コードはまずインストール直後の状態で安全であるべきという思想が貫かれており、不要なサービスは既定でオフ、外向き接続も最小限に絞られる。第三者パッケージの追加には注意深い設計が要求され、ベースシステムと別管理になっている。6 years and counting of only two remote holes in the default installという公式サイトのフレーズが、その規律をよく象徴している。
OpenSSH、LibreSSL、pfの世界的影響

1999年に開発が始まったOpenSSHは現代のLinuxやmacOSにも標準搭載されるSSH実装で、OpenBSDが本家として今もリリースを続けている。互換版が世界中のOSに移植されているが、開発リポジトリはOpenBSDのCVS/Gitに置かれる。同様に2014年のHeartbleed事件直後にOpenSSLからフォークされたLibreSSLも、OpenBSDが本家として続いている。

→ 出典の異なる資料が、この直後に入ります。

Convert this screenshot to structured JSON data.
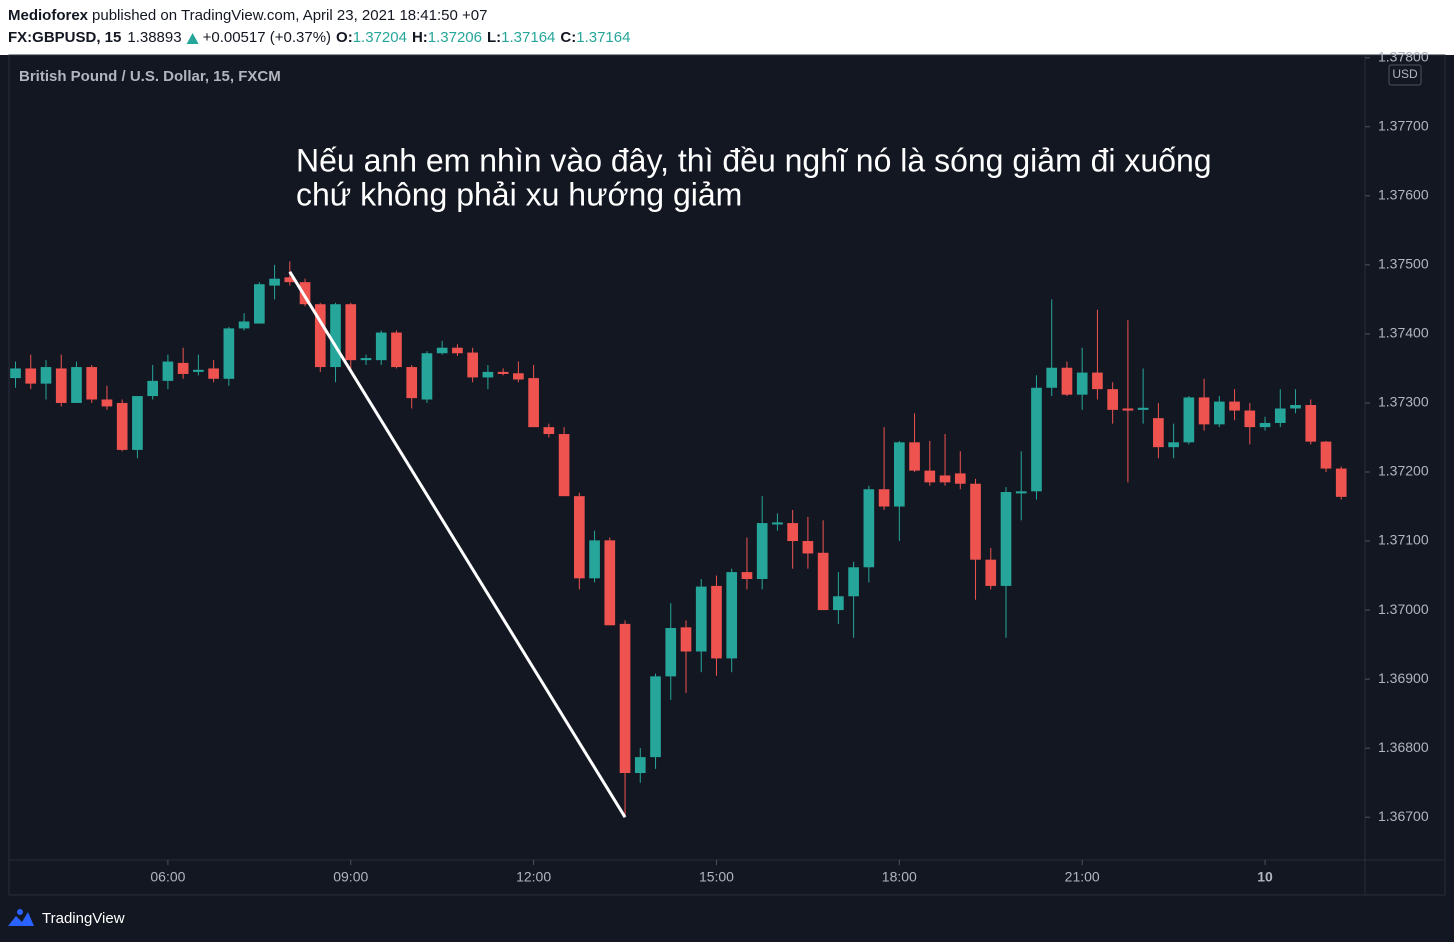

ファイアウォール実装のpfは2001年に登場し、Apple製品やFreeBSDにも移植された。状態フルパケットフィルタにALTQベースの帯域制御を組み合わせる設計は、Linuxのiptablesとは別系統の代表的実装として比較対象にされる。これらのプロジェクトの存在は、OpenBSD本体の利用者数を超えて世界中のインフラに影響を与えてきた。
厳密な半年リリースと現在の位置づけ

OpenBSDは5月と11月に必ず新バージョンを出すという半年リリースサイクルを20年以上守り続けている。2024年10月にはOpenBSD 7.6が登場し、ARM64の機能強化やWi-Fi 6ドライバの追加が含まれた。リリースのたびに動作するハードウェアとサポートされるアーキテクチャは整理され、サポート期間は短いものの予測可能性が極めて高い。
デスクトップ用途や大量のサードパーティアプリを必要とする用途には向かない一方、ファイアウォール、リバースプロキシ、メールリレー、踏み台サーバーなどの基盤に静かに採用される。学術機関や軍事関連にもユーザーがいるとされ、声の大きい派手なディストリではないが、もっとも安全なUNIXの一つという評価は2020年代でも揺らいでいない。
まとめ
OpenBSDはTheo de Raadt氏の強力なリーダーシップのもと、セキュリティとコード品質に妥協しない姿勢で1995年以来開発が続けられてきた。OpenSSHやLibreSSL、pfといった派生成果物の影響は計り知れず、本体は地味でも世界中のセキュリティの土台として今も静かに役割を果たしている。
※本記事はIT用語辞典の手書きドラフトです。公開前に最新情報・出典を確認のうえ加筆修正してください。